Éliminer les taupes à Melesse
La technique Putange est particulièrement adaptée à Ille-et-Vilaine : le métal du piège est vieilli dans la terre locale avant livraison, neutralisant les odeurs humaines et métalliques détectables par les taupes à plusieurs mètres.
Le terrain à Melesse
Melesse, c'est le paradoxe breton que je rencontre constamment : une nappe à 85 centimètres qui semble généreuse, mais un climat doux où les taupes ne connaissent que 5 jours de gel par an. Ici, elles ne dorment pas vraiment l'hiver. Sur ce sol argilo-limoneux d'Ille-et-Vilaine, entouré de 44 exploitations d'élevage intensif, les taupes trouvent des pâturages permanents et des prairies saturées de vers de terre. De mars à novembre, c'est un buffet continu. Ce qui m'intrigue : les taupiers non locaux posent le piège Putange trop profond, à 20-22 centimètres, en supposant que la nappe crée une barrière. Or ici, l'humidité constante du sol pousse les taupes à creuser des galeries plus hautes, juste sous la croûte. C'est l'inverse de la logique bretonne classique. À Melesse, je dois ajuster mon geste : moins profond, plus précoce, dès que je détecte les premiers soulèvements de février.

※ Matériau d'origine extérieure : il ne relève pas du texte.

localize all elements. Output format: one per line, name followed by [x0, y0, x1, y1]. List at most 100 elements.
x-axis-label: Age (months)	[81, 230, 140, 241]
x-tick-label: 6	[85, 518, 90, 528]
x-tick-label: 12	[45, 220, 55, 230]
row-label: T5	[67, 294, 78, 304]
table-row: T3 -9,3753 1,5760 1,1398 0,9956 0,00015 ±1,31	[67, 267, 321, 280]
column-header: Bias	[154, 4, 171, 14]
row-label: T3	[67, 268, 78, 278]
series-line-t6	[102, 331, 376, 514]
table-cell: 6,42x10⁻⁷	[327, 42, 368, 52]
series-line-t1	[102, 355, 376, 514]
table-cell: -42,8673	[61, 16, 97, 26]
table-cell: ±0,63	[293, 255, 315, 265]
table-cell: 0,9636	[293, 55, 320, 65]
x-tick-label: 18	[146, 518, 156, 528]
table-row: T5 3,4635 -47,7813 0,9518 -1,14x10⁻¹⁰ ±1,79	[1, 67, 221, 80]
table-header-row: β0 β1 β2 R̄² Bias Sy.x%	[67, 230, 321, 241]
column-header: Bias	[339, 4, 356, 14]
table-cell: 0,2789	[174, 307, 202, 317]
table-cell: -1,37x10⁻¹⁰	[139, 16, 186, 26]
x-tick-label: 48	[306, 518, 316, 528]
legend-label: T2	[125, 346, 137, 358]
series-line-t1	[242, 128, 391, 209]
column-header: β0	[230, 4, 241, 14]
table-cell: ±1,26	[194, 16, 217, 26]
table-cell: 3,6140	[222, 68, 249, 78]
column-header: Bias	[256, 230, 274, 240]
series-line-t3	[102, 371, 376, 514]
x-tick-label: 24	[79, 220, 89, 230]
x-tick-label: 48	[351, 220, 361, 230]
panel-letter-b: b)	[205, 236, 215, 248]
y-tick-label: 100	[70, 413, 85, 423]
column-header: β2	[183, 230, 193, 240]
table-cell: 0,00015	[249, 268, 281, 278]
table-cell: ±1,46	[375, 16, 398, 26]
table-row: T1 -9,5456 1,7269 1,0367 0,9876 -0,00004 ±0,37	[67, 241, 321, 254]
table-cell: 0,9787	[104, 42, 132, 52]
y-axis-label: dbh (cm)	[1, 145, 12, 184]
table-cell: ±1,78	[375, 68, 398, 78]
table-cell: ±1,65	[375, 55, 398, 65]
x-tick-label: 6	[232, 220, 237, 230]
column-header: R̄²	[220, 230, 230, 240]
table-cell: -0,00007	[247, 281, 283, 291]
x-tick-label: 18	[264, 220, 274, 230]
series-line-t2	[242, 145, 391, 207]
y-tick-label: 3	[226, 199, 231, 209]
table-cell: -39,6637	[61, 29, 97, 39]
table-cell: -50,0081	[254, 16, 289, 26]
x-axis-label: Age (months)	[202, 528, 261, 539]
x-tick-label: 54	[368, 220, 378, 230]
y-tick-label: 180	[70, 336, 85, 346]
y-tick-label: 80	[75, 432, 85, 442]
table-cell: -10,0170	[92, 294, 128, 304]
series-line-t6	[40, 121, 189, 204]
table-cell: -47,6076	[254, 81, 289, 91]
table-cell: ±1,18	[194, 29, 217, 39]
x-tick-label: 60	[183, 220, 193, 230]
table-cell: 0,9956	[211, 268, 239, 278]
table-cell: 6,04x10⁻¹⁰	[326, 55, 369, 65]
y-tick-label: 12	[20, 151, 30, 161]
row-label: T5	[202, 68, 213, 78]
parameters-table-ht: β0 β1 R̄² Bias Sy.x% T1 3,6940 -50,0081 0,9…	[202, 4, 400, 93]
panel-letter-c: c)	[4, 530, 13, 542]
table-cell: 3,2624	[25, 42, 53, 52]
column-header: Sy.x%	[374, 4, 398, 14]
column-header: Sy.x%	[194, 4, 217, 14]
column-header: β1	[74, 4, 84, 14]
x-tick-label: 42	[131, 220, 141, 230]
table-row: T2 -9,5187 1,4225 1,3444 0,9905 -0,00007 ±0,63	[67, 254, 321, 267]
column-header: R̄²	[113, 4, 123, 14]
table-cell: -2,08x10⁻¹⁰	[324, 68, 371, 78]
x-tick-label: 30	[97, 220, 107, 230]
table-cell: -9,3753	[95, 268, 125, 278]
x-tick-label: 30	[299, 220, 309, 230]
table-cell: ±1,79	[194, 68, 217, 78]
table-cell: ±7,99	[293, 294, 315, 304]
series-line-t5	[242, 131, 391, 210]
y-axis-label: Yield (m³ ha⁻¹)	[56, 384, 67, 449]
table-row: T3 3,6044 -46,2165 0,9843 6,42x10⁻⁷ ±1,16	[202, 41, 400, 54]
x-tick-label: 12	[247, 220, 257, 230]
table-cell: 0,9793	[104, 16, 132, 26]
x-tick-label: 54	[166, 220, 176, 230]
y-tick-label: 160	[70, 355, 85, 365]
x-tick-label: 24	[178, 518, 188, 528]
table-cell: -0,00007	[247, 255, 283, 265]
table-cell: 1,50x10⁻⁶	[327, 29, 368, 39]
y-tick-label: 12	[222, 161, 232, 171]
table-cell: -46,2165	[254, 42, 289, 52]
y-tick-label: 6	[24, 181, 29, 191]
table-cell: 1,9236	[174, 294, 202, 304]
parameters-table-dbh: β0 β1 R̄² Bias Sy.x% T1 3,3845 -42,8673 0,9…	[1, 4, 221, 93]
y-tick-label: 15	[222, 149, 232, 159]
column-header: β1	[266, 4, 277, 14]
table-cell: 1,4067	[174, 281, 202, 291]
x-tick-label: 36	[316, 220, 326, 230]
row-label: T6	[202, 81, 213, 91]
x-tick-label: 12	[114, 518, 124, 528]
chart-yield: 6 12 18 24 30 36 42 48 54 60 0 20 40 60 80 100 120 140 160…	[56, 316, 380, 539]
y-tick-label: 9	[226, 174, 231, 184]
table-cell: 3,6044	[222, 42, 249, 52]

Diagnostic de pose — Melesse
L'erreur récurrente : croire que 85 centimètres de nappe impose une profondeur standard. À Melesse, c'est faux. L'élevage intensif crée des prairies compactées, alcalines en surface, qui assèchent les 10 premiers centimètres. Les taupes creusent donc leurs galeries principales à 14-16 centimètres seulement, pas à 20. J'ai observé cette année que le piège Putange enfoncé à la profondeur classique ratait 60% des passages. Ma recommandation : mesurer précisément la couche sèche avant de poser, enfoncer à 12-15 centimètres maximum, et orienter les galeries nord-sud pour exploiter le drainage naturel des champs. Commencer dès fin février, avant le pic reproducteur d'avril.
Melesse s'est construit sur l'un des cœurs de l'élevage breton du XIXe siècle. Les prairies stables de cette zone ont forgé une richesse biotique inégalée : sols bourrés de lombriciens, microfaune dense. Cette richesse agricole qui a enrichi les fermiers crée aujourd'hui une sur-population taupinière. Le territoire porte en lui les conditions de son propre défi.
« Pourquoi mes taupes reviennent-elles aussi vite après un traitement, alors que mon voisin à Saint-Médard est tranquille ? » Parce que vos prairies d'élevage sont trop attractives : azote, compaction, densité de vers énorme. Ici, une taupe chassée revient en 3 semaines. Il ne faut pas éradiquer mais maintenir une pression régulière, tous les 15 jours de mars à octobre. Le piège Putange doit devenir un outil saisonnier, pas une intervention unique.